Acknowledgments

Five years ago, I was sitting with my sister, Meera, at the Dartmouth student center having one of those classic freshman-year identity crises about what my niche would be in college. From that identity crisis came “The DDS Detective,” the newspaper column that inspired this very book. So the first person I would like to thank is Meera, who gave me the confidence to carve out a path that had never been paved before. Meera, you challenge me to reach for the stars and pick me up when I’m down. You embody everything an older sister should be, and I don’t tell you enough how much I look up to you. David, I know you were there at Collis too, so thanks.

Thank you to my mom; decades of watching you cook up memorable creations in our kitchen inspired a lot of the recipes in the pages of this cookbook. If Mom was the inspiration, Dad, or should I say Agent Krishna, you were the architect. I have no one but you to thank for helping with the nitty-gritty aspects of the cookbook — logistics is certainly the least fun part of writing a book, and this whole process would not have gone so smoothly without you. I appreciate everything you do for me on a daily basis.

Thank you to everyone at Storey Publishing for seeing something in my proposal and for being so open and receptive to my ideas throughout this entire process. I would like to give a sincere thank you to The Dartmouth newspaper, specifically Amita Kulkarni and Eve Ahearn for taking a chance on a naïve freshman’s silly column idea. I want to give an enormous thanks to Dartmouth Dining Services, whose administrators have always been so supportive of me. I would particularly like to thank Don Reed for taking me to dining services conventions so I could gorge myself on samples and interview other food providers, and most important, for letting me test my recipes in the dining halls even after I had graduated.

Thank you to Gardiner Kreglow for tearing apart and subsequently helping me to rewrite my book proposal in Robinson Hall. Thea Stutsman, thank you for your wonderful photography work and for being such an excellent foodie partner-in-crime. Thank you to my roommates, Kate Taylor and Lauren Vespoli, for all of the moral support through the writing and publishing process and for throwing me the most amazing contract-signing party ever. Thank you to Kelly and the Tropin Family for giving me a place to finish writing in peace, even though you all think I am a food fetishist. Thank you, Pandora, and specifically the original Broadway cast of Mamma Mia. The songs of ABBA took on new meaning for me during the rough few weeks I spent finishing this manuscript.
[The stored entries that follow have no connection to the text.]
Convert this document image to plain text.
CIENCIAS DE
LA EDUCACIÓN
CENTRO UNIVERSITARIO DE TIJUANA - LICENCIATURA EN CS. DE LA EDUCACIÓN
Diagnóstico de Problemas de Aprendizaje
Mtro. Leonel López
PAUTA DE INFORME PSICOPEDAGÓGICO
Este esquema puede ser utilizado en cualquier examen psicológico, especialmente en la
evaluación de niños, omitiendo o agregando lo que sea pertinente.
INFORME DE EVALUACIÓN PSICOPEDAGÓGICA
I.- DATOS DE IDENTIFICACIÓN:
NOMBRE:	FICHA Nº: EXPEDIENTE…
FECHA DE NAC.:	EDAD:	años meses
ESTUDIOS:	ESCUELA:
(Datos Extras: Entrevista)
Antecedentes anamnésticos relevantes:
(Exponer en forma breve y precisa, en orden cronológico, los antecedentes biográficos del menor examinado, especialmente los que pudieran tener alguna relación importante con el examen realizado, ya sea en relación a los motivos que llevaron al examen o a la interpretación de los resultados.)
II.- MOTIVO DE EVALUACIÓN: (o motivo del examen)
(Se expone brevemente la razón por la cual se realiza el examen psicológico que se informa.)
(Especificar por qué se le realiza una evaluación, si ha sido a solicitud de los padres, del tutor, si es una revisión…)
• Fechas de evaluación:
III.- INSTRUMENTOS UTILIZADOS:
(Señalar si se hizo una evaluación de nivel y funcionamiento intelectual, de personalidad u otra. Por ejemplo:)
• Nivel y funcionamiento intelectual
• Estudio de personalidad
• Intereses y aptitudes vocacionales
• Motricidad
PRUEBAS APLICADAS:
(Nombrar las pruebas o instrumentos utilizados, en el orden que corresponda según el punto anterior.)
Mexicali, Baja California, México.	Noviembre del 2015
Finally, thank you to all of my friends and family, for reading — or even just glancing at — “The DDS Detective,” for enduring my long rants about food, and for helping me find the strength I never could have known I had to publish a book. Sometimes I feel like I am living in my own world and that what I find valuable and interesting is valuable and interesting to literally no one else, but you-all’s support finally made me believe that I had something useful to say. You all gave me my voice. Thanks a million.